计算机工程与应用 ›› 2024, Vol. 60 ›› Issue (1): 122-134.DOI: 10.3778/j.issn.1002-8331.2307-0004

• YOLO系列改进及应用专题 • 上一篇    下一篇

改进YOLOv7的小目标检测算法研究

李安达,吴瑞明,李旭东   

  1. 浙江科技学院 浙江省食品物流装备技术研究重点实验室,杭州 310023
  • 出版日期:2024-01-01 发布日期:2024-01-01

Research on Improving YOLOv7’s Small Target Detection Algorithm

LI Anda, WU Ruiming, LI Xudong   

  1. Zhejiang Provincial Key Laboratory of Food Logistics Equipment and Technology, Zhejiang University of Science and Technology, Hangzhou 310023, China
  • Online:2024-01-01 Published:2024-01-01

摘要: 随着深度学习在国内目标检测的不断应用,常规的大、中目标检测已经取得惊人的进步,但由于卷积网络本身的局限性,针对小目标检测依然会出现漏检、误检的问题,以数据集Visdrone2019和数据集FloW-Img为例,对YOLOv7模型进行研究,在网络结构上对骨干网的ELAN模块进行改进,将Focal NeXt block加入到ELAN模块的长短梯度路径中融合来强化输出小目标的特征质量和提高输出特征包含的上下文信息含量,在头部网络引入RepLKDeXt模块,该模块不仅可以取代SPPCSPC模块来简化模型整体结构还可以利用多通道、大卷积核和Cat操作来优化ELAN-H结构,最后引入SIOU损失函数取代CIOU函数以此提高该模型的鲁棒性。结果表明改进后的YOLOv7模型参数量减少计算复杂性降低并在小目标密度高的Visdrone 2019数据集上的检测性能近似不变,在小目标稀疏的FloW-Img数据集上涨幅9.05个百分点,进一步简化了模型并增加了模型的适用范围。

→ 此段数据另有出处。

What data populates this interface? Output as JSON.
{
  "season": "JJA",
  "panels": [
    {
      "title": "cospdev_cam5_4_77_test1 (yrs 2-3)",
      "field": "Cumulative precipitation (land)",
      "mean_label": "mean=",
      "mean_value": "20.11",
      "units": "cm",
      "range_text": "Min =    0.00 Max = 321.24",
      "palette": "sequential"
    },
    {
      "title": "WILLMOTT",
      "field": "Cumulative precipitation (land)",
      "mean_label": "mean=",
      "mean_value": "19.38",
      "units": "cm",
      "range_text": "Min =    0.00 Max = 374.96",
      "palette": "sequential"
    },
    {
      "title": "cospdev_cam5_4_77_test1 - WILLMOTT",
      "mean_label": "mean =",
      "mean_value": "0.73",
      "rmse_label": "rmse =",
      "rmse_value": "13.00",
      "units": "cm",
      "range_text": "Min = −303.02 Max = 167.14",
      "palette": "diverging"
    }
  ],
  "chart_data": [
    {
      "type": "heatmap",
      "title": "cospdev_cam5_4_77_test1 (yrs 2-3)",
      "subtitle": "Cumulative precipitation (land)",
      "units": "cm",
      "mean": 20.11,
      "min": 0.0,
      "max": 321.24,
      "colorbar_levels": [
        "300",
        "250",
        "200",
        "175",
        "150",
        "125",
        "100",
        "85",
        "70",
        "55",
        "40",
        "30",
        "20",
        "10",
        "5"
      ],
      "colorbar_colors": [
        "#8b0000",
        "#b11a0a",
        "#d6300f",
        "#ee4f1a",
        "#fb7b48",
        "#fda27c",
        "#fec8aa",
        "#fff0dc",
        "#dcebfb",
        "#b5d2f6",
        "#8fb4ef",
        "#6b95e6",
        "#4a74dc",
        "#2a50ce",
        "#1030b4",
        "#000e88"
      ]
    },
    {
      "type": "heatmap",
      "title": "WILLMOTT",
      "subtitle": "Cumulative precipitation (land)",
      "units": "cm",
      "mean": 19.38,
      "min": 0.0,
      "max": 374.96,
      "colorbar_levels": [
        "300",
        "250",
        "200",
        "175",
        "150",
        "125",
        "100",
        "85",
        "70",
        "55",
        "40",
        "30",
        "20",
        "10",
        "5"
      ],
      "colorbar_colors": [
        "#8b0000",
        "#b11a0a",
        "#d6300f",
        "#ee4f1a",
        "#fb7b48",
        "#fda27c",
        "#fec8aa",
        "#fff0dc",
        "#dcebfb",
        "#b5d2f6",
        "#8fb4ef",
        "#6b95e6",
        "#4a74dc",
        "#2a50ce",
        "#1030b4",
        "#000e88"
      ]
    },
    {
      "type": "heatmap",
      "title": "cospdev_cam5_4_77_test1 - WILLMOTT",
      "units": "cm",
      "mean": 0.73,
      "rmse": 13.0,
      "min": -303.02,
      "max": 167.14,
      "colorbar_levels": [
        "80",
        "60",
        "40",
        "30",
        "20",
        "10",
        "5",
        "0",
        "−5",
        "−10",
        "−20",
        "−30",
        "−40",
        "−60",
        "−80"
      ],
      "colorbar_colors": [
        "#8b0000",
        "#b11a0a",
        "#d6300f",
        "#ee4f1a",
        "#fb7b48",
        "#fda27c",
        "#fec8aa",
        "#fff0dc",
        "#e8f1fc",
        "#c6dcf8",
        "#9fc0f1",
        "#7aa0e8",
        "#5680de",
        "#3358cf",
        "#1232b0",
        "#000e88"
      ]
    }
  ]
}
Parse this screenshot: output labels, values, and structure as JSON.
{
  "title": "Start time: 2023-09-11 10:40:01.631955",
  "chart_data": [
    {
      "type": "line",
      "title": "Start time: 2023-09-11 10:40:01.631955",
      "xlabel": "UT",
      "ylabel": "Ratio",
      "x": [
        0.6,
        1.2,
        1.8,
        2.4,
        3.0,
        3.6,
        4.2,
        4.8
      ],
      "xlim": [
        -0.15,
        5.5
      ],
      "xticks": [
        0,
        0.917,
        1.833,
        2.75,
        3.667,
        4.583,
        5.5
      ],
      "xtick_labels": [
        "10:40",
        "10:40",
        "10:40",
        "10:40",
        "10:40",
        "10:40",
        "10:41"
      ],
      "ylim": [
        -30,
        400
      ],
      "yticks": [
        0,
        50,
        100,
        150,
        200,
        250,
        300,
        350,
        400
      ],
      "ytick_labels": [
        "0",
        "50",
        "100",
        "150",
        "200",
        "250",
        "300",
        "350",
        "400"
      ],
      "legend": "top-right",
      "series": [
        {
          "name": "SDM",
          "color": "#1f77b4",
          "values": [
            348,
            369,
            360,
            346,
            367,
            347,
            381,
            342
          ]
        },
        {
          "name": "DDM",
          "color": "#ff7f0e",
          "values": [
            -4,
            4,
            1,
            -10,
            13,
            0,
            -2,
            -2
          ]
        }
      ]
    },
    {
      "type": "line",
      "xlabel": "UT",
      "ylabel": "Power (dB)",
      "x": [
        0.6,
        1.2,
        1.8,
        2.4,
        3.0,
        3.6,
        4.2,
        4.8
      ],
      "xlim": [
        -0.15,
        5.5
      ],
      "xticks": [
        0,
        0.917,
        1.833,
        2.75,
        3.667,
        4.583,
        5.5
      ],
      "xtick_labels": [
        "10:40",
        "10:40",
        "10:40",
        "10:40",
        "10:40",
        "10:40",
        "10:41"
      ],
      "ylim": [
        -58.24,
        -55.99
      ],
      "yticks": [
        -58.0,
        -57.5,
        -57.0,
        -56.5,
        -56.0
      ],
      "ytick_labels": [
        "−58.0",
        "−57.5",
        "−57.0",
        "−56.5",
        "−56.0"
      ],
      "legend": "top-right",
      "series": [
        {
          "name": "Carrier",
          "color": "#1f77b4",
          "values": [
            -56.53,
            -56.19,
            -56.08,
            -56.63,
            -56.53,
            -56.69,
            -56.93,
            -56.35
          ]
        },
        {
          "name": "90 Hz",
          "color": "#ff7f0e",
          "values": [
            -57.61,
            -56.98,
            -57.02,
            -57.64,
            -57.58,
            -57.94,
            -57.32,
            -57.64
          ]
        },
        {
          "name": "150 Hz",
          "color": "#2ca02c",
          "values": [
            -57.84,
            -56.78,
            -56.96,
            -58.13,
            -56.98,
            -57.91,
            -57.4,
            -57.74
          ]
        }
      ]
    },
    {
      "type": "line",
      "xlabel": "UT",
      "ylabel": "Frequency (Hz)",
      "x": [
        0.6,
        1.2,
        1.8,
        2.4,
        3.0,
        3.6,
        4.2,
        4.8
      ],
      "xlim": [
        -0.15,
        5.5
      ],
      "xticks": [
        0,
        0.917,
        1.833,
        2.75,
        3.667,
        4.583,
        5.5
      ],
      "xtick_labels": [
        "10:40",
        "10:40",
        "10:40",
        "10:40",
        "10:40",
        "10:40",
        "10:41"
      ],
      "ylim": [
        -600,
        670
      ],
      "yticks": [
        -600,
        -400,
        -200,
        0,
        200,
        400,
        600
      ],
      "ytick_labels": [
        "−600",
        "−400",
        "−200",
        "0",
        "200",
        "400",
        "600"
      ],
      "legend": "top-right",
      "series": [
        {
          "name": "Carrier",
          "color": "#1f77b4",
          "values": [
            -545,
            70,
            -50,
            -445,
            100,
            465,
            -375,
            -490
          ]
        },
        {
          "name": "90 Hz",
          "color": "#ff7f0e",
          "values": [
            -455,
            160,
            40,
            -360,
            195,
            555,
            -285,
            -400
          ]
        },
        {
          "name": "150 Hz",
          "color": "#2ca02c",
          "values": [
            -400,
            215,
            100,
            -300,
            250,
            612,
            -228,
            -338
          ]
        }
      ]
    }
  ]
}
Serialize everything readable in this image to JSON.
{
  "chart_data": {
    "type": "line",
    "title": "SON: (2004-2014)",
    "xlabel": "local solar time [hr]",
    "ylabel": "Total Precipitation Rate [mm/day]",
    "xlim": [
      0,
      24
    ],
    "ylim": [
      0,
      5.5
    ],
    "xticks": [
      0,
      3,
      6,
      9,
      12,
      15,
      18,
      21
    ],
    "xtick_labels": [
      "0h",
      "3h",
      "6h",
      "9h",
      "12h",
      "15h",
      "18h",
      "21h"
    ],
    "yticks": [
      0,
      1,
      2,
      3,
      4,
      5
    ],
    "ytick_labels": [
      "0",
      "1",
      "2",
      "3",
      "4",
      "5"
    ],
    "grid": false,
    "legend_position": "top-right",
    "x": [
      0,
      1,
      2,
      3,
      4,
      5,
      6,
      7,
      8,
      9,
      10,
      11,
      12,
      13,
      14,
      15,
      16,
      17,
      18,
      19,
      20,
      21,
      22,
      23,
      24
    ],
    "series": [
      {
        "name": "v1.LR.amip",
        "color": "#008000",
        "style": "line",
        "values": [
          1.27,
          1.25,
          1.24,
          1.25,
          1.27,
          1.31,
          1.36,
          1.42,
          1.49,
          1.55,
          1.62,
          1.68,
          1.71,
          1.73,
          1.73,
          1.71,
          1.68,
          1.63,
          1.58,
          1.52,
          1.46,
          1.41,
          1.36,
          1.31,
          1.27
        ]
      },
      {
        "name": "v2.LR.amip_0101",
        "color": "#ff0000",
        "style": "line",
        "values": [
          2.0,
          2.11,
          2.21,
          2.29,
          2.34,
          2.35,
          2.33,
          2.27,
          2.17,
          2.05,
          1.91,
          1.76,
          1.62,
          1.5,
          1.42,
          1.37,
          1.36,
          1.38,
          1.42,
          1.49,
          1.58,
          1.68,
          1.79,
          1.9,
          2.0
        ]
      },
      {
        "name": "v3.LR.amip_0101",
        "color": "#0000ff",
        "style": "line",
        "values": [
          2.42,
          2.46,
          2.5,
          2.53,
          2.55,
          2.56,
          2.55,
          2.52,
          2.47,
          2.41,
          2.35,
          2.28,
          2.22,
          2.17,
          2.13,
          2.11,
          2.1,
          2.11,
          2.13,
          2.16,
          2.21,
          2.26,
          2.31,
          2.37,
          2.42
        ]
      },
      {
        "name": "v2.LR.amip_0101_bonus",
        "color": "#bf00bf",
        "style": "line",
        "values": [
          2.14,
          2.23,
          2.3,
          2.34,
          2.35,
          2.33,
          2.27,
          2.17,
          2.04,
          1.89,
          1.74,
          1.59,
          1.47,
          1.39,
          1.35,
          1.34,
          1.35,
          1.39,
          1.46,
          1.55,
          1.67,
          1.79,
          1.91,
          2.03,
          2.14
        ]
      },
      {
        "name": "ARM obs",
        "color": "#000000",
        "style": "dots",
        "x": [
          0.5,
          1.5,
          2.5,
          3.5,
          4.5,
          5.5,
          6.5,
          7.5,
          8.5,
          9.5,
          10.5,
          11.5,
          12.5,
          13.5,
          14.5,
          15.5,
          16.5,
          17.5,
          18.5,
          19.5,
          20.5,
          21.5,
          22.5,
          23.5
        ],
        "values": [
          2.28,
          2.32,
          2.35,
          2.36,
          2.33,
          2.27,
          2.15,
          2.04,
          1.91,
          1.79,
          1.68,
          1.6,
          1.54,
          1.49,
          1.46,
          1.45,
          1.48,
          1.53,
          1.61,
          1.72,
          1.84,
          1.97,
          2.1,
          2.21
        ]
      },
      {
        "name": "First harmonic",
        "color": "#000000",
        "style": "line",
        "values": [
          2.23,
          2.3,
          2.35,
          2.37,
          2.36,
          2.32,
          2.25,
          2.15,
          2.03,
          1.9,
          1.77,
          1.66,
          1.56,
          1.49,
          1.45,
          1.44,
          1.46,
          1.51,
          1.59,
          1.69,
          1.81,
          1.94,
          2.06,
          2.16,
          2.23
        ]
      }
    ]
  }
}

关键词: YOLOv7模型, 小目标检测, 大卷积核, 损失函数

Abstract: With the continuous application of deep learning in domestic object detection, conventional large and medium object detection has made astonishing progress. However, due to the limitations of convolutional networks themselves, there are still issues of missed and false detections in small object detection. Taking dataset Visdrone 2019 and dataset FloW-Img as examples, the YOLOv7 model is studied, and the ELAN module of the backbone network is improved in the network structure. The Focal NeXt block is integrated into the long and short gradient paths of the ELAN module to enhance the feature quality of small targets and improve the contextual information content contained in the output features. The RepLKDeXt module is introduced into the head network, which not only replaces the SPPCSPC module to simplify the overall structure of the model, but also optimizes the ELAN-H structure using multi-channel, large convolutional kernels, and Cat operations. Finally, the SIOU loss function is introduced to replace the CIOU function to improve the robustness of the model. The results show that the improved YOLOv7 model reduces the number of parameters and computational complexity, and its detection performance remains approximately unchanged on the Visdrone 2019 dataset with high small target density. It increases by 9.05 percentage points on the sparse FloW-Img dataset with small targets, further simplifying the model and increasing its applicability.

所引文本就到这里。